File.open('filelines_after_CAP.txt', 'w') do |file|
  file.puts lines
end

When I run this code using the command line command "ruby /Desktop/filelines_revise/filelines_revise.rb" and the code runs fine. It finds the original .txt file, reads each line, changes the file as the code dictates, then creates a new file with the revised lines.

When I try to put this into Automator as either a Workflow or an App, I put Run Shell Script to my flow, using /bin/bash with a Pass input: to stdin, then the command "ruby /Desktop/filelines_revise/filelines_revise.rb". When I go to run the script I get an error reading:

Desktop/filelines_revise/filelines_revise.rb:18 syntax error, unexpected '.', expecting Kend

Line 18 is the 2nd .gsub ".gsub(/ ES /, ", east side")" listed in the code above.

Is it possible Automator isn't using my Ruby 1.9.3 as the Command Line does? Perhaps I should be going about this differently? Thanks in advance.

1条回答
男人必须洒脱
2楼-- · 2019-03-03 11:32

How is your Ruby version determined? I'm betting that Automator knows nothing of it. It is probably running the built-in Ruby 1.8.7. You can easily check that by examining RUBY_VERSION in the course of your script.

The issue would then be that the shell environment for double-clickables (like Automator) is not the same as the shell environment for the Terminal (which uses your .bash_profile).

BBEdit had the same problem until version 10.5, by the way. It takes a special effort for a double-clickable app to pick up the Terminal shell environment, and most applications do not make that effort.

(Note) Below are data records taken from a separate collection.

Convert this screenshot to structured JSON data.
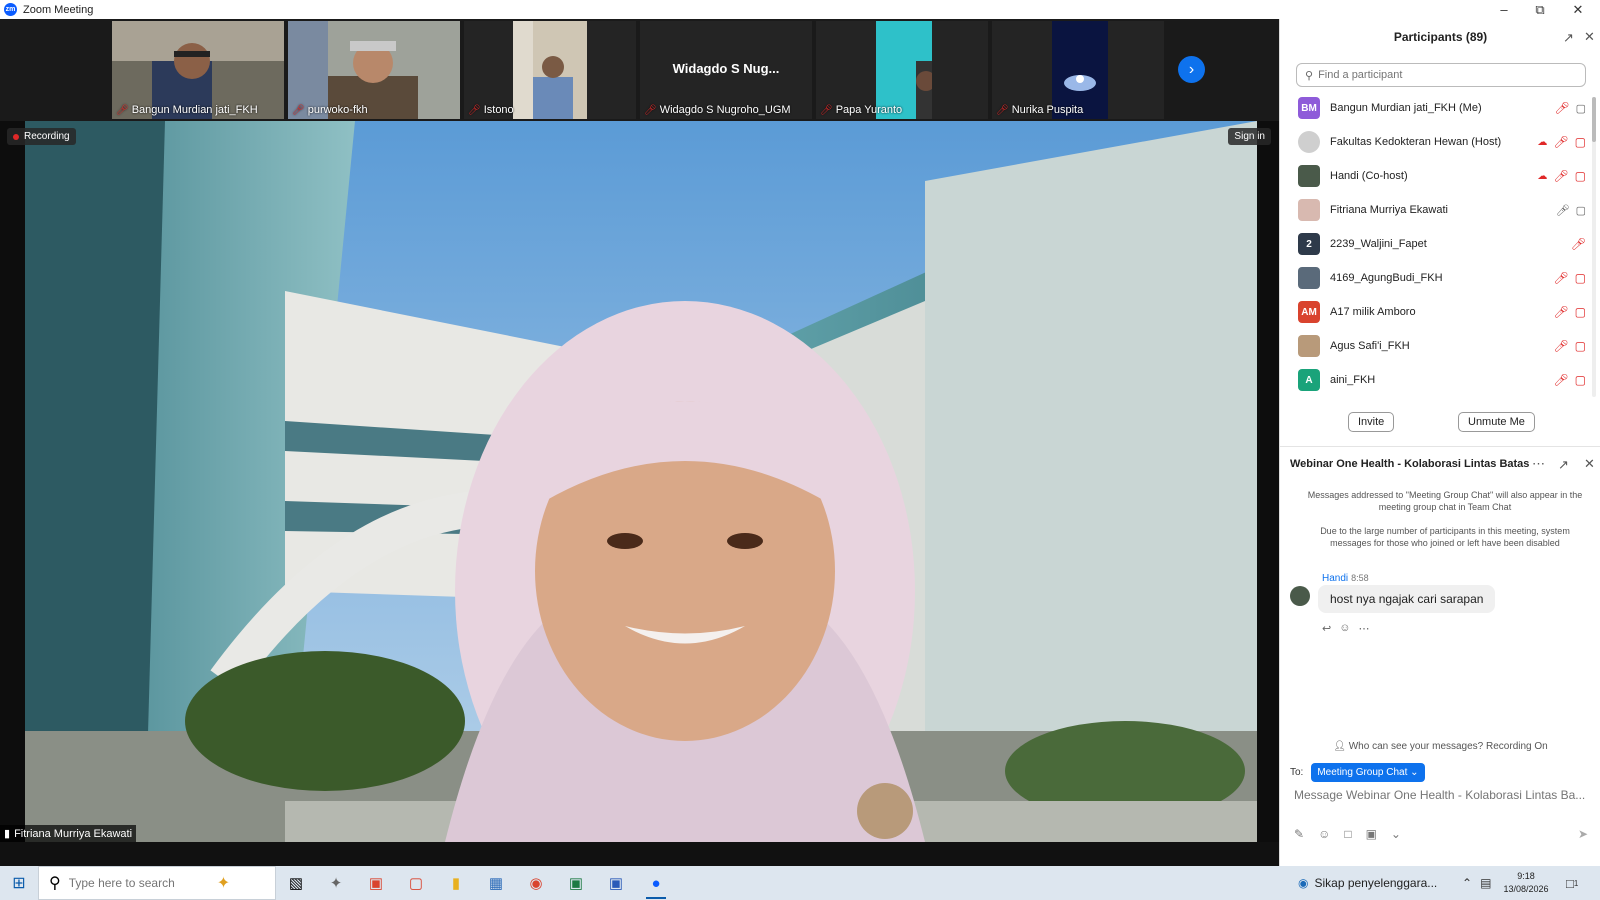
{
  "window": {
    "title": "Zoom Meeting"
  },
  "strip": {
    "tiles": [
      {
        "name": "Bangun Murdian jati_FKH"
      },
      {
        "name": "purwoko-fkh"
      },
      {
        "name": "Istono"
      },
      {
        "name": "Widagdo S Nugroho_UGM",
        "display": "Widagdo  S  Nug..."
      },
      {
        "name": "Papa Yuranto"
      },
      {
        "name": "Nurika Puspita"
      }
    ]
  },
  "video": {
    "recording_label": "Recording",
    "sign_in_label": "Sign in",
    "speaker_name": "Fitriana Murriya Ekawati"
  },
  "participants": {
    "title": "Participants (89)",
    "search_placeholder": "Find a participant",
    "list": [
      {
        "initials": "BM",
        "name": "Bangun Murdian jati_FKH (Me)",
        "color": "#8e5bd9"
      },
      {
        "initials": "",
        "name": "Fakultas Kedokteran Hewan (Host)",
        "color": "#cfcfcf"
      },
      {
        "initials": "",
        "name": "Handi (Co-host)",
        "color": "#4a5a4a"
      },
      {
        "initials": "",
        "name": "Fitriana Murriya Ekawati",
        "color": "#d8b9b0"
      },
      {
        "initials": "2",
        "name": "2239_Waljini_Fapet",
        "color": "#2e3a4a"
      },
      {
        "initials": "",
        "name": "4169_AgungBudi_FKH",
        "color": "#5a6a7a"
      },
      {
        "initials": "AM",
        "name": "A17 milik Amboro",
        "color": "#d9432e"
      },
      {
        "initials": "",
        "name": "Agus Safi'i_FKH",
        "color": "#b89a7a"
      },
      {
        "initials": "A",
        "name": "aini_FKH",
        "color": "#1aa37a"
      }
    ],
    "invite_label": "Invite",
    "unmute_label": "Unmute Me"
  },
  "chat": {
    "title": "Webinar One Health - Kolaborasi Lintas Batas",
    "note1": "Messages addressed to \"Meeting Group Chat\" will also appear in the meeting group chat in Team Chat",
    "note2": "Due to the large number of participants in this meeting, system messages for those who joined or left have been disabled",
    "message": {
      "sender": "Handi",
      "time": "8:58",
      "text": "host nya ngajak cari sarapan"
    },
    "who_can_see": "Who can see your messages? Recording On",
    "to_label": "To:",
    "to_target": "Meeting Group Chat ⌄",
    "input_placeholder": "Message Webinar One Health - Kolaborasi Lintas Ba..."
  },
  "taskbar": {
    "search_placeholder": "Type here to search",
    "news_text": "Sikap penyelenggara...",
    "time": "9:18",
    "date": "13/08/2026",
    "notification_count": "1"
  },
  "colors": {
    "zoom_blue": "#0e72ed",
    "mute_red": "#e02828"
  }
}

EDIT: I took a look at Automator and discovered that if you run a shell script that you enter literally with the Run Shell Script action, you have to switch the popup to /usr/bin/ruby. But of course my ruby is not the ruby at /usr/bin/ruby. /usr/bin/ruby is 1.8.7; that is the ruby I do not want to use. And you can't provide a shebang line!

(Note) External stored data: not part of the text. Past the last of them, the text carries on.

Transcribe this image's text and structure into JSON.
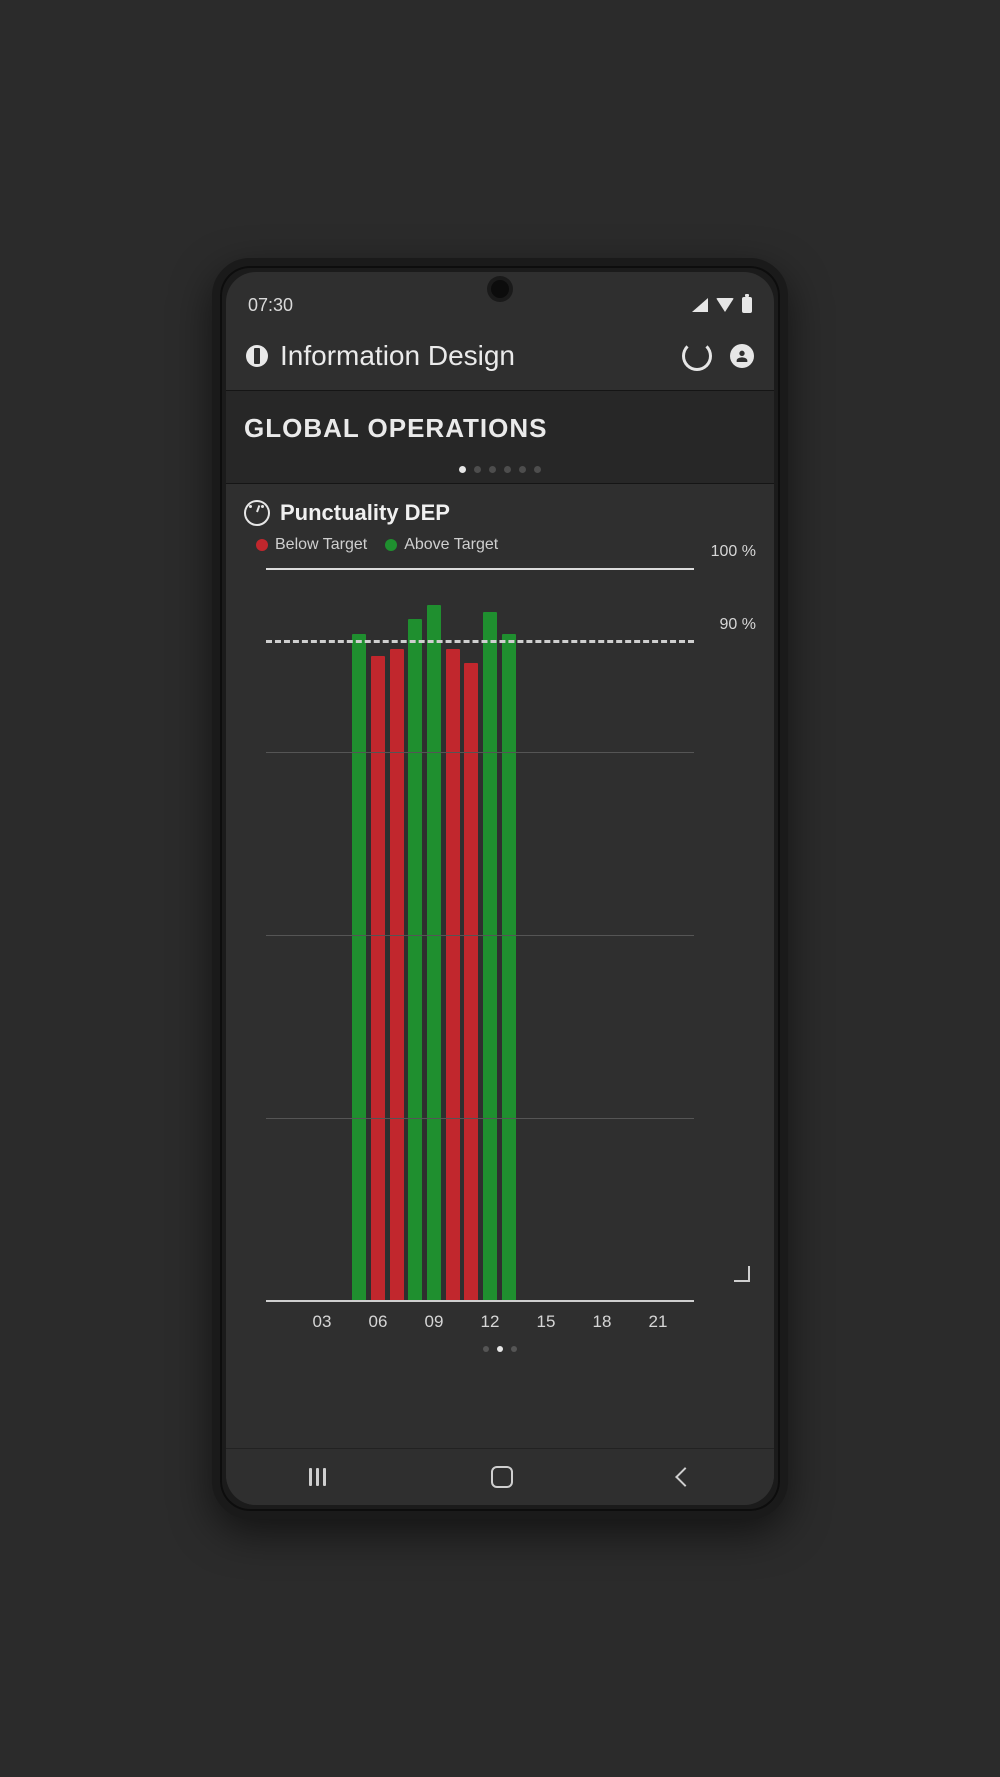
{
  "status": {
    "time": "07:30"
  },
  "app": {
    "title": "Information Design",
    "loading": true
  },
  "section": {
    "title": "GLOBAL OPERATIONS",
    "page_active": 0,
    "page_count": 6
  },
  "card": {
    "title": "Punctuality DEP",
    "legend": {
      "below": "Below Target",
      "above": "Above Target"
    },
    "page_active": 1,
    "page_count": 3
  },
  "chart_data": {
    "type": "bar",
    "ylabel": "",
    "xlabel": "",
    "ylim": [
      0,
      100
    ],
    "target_line": 90,
    "y_ticks": [
      100,
      90
    ],
    "y_tick_labels": [
      "100 %",
      "90 %"
    ],
    "x_ticks": [
      "03",
      "06",
      "09",
      "12",
      "15",
      "18",
      "21"
    ],
    "series": [
      {
        "name": "Below Target",
        "color": "#c1272d"
      },
      {
        "name": "Above Target",
        "color": "#1f8f2f"
      }
    ],
    "points": [
      {
        "hour": "05",
        "value": 91,
        "status": "above"
      },
      {
        "hour": "06",
        "value": 88,
        "status": "below"
      },
      {
        "hour": "07",
        "value": 89,
        "status": "below"
      },
      {
        "hour": "08",
        "value": 93,
        "status": "above"
      },
      {
        "hour": "09",
        "value": 95,
        "status": "above"
      },
      {
        "hour": "10",
        "value": 89,
        "status": "below"
      },
      {
        "hour": "11",
        "value": 87,
        "status": "below"
      },
      {
        "hour": "12",
        "value": 94,
        "status": "above"
      },
      {
        "hour": "13",
        "value": 91,
        "status": "above"
      }
    ]
  }
}
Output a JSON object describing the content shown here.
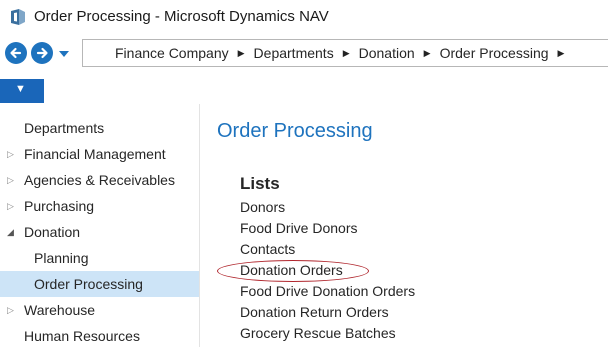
{
  "window": {
    "title": "Order Processing - Microsoft Dynamics NAV",
    "app_icon": "dynamics-nav-icon"
  },
  "navigation": {
    "back_icon": "back-arrow-icon",
    "forward_icon": "forward-arrow-icon",
    "history_icon": "chevron-down-icon",
    "breadcrumbs": [
      "Finance Company",
      "Departments",
      "Donation",
      "Order Processing"
    ],
    "separator": "▶"
  },
  "ribbon": {
    "toggle_glyph": "▼"
  },
  "sidebar": {
    "items": [
      {
        "label": "Departments",
        "arrow": ""
      },
      {
        "label": "Financial Management",
        "arrow": "▷"
      },
      {
        "label": "Agencies & Receivables",
        "arrow": "▷"
      },
      {
        "label": "Purchasing",
        "arrow": "▷"
      },
      {
        "label": "Donation",
        "arrow": "◢"
      },
      {
        "label": "Planning",
        "arrow": ""
      },
      {
        "label": "Order Processing",
        "arrow": ""
      },
      {
        "label": "Warehouse",
        "arrow": "▷"
      },
      {
        "label": "Human Resources",
        "arrow": ""
      }
    ]
  },
  "main": {
    "title": "Order Processing",
    "section": "Lists",
    "links": [
      "Donors",
      "Food Drive Donors",
      "Contacts",
      "Donation Orders",
      "Food Drive Donation Orders",
      "Donation Return Orders",
      "Grocery Rescue Batches"
    ]
  },
  "colors": {
    "accent_blue": "#1e73be",
    "selection_bg": "#cde4f7",
    "highlight_ring": "#b0262d"
  }
}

So I set the popup to /bin/bash/ and ran this script:

/usr/bin/env ruby /Users/matt/Desktop/test.rb

Where test.rb reads:

puts RUBY_VERSION

Running that within Automator, I still got "1.8.7". I also tried it as an application and as a service; same result. So I don't think you can ever get Automator to use anything but the built-in ruby 1.8.7 without pointing directly to the ruby that you want; it doesn't pick it up from the shell the way Terminal does.